Lors d'une conférence de Scotia Capitaux, en novembre, les dirigeants d'Armtec Infrastructure Income, Mullen Group Income et BFI Canada Income ont conclu que les règles fédérales mèneront inévitablement à la conversion des fiducies d'affaires en sociétés.

Selon les trois dirigeants, l'adoption d'un plafond de croissance équivalant à 100 % de la taille de la fiducie en octobre 2006 constitue un frein à la mise en place d'une stratégie de développement.

" Le taux de croissance des distributions ralentira puisque les fiducies se prépareront à la mise en vigueur du régime d'imposition ", dit Navdeep Malik, de Scotia Capitaux.

La faiblesse prolongée du cours des parts poussera également un certain nombre de fiducies à plier bagage en vendant leurs activités, selon Scotia Capitaux et RBC Marchés des capitaux.

Une année charnière

L'année 2008 pourrait marquer un point tournant dans ce secteur, selon les analystes.

À ce jour, plus d'une quarantaine de fiducies ont cédé leurs activités ou fermé leur capital. Une dizaine d'autres ont fait annoncé leur intention de le faire.

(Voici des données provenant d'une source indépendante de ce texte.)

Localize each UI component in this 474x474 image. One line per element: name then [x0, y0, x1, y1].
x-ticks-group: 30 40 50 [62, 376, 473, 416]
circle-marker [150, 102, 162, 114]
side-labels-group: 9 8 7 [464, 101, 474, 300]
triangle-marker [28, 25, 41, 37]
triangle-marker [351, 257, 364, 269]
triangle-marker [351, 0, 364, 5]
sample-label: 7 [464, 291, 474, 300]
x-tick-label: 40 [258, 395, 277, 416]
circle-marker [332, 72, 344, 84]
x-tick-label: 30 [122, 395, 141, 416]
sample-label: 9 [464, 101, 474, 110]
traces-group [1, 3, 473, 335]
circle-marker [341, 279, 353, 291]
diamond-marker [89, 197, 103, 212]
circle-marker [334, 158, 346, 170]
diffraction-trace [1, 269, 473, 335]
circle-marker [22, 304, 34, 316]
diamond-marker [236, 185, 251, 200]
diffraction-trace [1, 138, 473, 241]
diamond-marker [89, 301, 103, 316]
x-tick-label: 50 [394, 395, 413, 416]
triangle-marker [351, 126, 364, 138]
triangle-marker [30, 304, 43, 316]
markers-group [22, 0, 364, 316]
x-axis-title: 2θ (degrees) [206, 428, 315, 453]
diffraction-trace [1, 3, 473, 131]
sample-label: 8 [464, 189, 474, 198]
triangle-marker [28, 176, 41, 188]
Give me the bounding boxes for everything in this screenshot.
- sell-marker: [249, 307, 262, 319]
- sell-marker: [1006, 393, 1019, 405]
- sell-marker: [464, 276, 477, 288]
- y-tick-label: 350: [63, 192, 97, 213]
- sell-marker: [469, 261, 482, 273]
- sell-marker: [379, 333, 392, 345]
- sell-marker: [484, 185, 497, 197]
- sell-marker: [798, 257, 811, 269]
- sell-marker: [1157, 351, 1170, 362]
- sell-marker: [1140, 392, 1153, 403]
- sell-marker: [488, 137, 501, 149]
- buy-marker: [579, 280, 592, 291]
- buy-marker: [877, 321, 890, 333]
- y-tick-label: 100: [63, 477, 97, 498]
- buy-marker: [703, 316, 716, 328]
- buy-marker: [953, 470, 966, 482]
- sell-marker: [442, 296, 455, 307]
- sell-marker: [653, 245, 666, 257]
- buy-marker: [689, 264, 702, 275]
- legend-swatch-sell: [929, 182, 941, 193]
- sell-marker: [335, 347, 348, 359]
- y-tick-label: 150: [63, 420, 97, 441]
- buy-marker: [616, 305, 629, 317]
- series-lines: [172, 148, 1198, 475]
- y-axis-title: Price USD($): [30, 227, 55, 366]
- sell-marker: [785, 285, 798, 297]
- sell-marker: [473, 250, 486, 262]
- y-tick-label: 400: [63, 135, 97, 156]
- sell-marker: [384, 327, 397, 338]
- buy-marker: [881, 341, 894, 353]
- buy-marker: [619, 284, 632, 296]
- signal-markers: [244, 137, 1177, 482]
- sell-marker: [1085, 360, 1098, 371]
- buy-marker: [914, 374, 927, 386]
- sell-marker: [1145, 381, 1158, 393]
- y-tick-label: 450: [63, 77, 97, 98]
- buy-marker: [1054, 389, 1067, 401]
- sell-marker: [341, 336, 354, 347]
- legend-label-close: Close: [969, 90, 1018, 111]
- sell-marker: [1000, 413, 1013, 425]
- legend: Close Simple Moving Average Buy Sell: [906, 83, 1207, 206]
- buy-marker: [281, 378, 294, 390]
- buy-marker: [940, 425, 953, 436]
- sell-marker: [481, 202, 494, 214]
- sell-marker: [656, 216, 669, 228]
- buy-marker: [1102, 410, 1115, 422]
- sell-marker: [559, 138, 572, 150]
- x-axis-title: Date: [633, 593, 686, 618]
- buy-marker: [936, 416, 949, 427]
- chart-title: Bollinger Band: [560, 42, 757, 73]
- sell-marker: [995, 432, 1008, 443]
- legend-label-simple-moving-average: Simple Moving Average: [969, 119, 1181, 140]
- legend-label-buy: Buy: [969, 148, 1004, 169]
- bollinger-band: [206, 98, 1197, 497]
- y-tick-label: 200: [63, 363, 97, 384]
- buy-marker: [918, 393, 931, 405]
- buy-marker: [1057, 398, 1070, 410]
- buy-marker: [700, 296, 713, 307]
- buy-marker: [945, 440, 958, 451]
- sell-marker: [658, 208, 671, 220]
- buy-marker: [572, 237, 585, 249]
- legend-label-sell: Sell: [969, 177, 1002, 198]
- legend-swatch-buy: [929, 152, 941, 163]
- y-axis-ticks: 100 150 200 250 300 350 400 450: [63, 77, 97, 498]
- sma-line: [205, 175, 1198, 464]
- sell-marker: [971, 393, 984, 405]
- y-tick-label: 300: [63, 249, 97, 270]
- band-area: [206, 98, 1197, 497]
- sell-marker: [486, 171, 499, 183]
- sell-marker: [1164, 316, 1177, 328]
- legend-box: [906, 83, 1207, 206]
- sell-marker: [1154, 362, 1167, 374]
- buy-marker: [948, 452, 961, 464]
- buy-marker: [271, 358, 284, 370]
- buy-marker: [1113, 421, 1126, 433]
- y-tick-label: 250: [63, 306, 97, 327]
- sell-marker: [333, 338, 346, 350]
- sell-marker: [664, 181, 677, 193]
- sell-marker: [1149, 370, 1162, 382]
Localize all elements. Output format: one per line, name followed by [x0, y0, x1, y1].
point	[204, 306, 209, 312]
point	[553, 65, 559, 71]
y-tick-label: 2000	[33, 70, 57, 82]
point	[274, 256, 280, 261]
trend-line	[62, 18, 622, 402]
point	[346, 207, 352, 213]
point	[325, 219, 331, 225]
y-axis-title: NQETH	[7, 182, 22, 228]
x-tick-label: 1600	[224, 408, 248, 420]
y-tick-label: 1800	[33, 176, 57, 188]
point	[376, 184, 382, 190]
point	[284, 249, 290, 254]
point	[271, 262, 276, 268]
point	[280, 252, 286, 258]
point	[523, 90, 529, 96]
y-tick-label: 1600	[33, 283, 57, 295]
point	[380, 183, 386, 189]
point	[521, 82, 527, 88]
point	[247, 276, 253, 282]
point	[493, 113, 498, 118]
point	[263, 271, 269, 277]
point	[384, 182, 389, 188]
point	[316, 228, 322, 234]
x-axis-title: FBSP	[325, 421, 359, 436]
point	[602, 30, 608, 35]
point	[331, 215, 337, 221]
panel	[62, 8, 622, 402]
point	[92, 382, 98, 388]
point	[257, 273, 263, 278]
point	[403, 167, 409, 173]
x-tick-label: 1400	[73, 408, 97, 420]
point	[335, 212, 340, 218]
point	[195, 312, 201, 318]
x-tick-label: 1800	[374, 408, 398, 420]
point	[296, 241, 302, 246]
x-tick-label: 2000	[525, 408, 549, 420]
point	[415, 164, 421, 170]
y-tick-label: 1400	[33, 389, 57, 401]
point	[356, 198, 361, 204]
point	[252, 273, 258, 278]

Le repli automnal des indices et le resserrement du crédit ont cependant réduit le rythme des transactions.

Une prime de 23 % en moyenne

Certains indices permettent parfois au détenteur de parts de tirer son épingle du jeu.

Dirk Lever, de RBC, a fait une compilation de la totalité des transactions effectuées depuis l'annonce des intentions du gouvernement Harper.

En 13 mois, les détenteurs de parts ont obtenu une prime moyenne de 23 % lorsque leurs fiducies ont été vendues. En moyenne, la transaction a été effectuée à un multiple de 10,8 fois le bénéfice avant intérêts, impôts et amortissement.

Selon l'analyste, la prime est liée aux atouts de la fiducie. La position de chef de file, la faiblesse des concurrents ou la présence d'obstacles à l'entrée du marché constituent des facteurs non négligeables pour les acquéreurs.

De son côté, Byron Berry, de Valeurs mobilières Dundee, affirme que les fiducies de revenu sont habituellement immunisées contre les fluctuations du huard puisqu'elles effectuent l'essentiel de leurs activités au pays.

M. Berry a aussi élaboré un modèle permettant d'évaluer la probabilité d'une baisse des distributions par les fiducies de revenu. Il constate que cette probabilité augmente lorsque la fiducie verse plus de 100 % de ses fonds autogénérés. La décroissance des revenus est également un signal qui ne trompe pas.

ATS Andlauer (Tor., ATS.UN, 11,50 $), BFI Canada (Tor., BFC.UN, 27,65 $), Davis + Henderson (Tor., DHF.UN, 20,55 $), Teranet (Tor., TF.UN, 10,12 $), TransForce (Tor., TIF.UN, 10,21 $) et Pages Jaunes (Tor., YLO.UN, 13,97 $) figurent parmi les titres privilégiés de RBC, Scotia et Dundee pour 2008.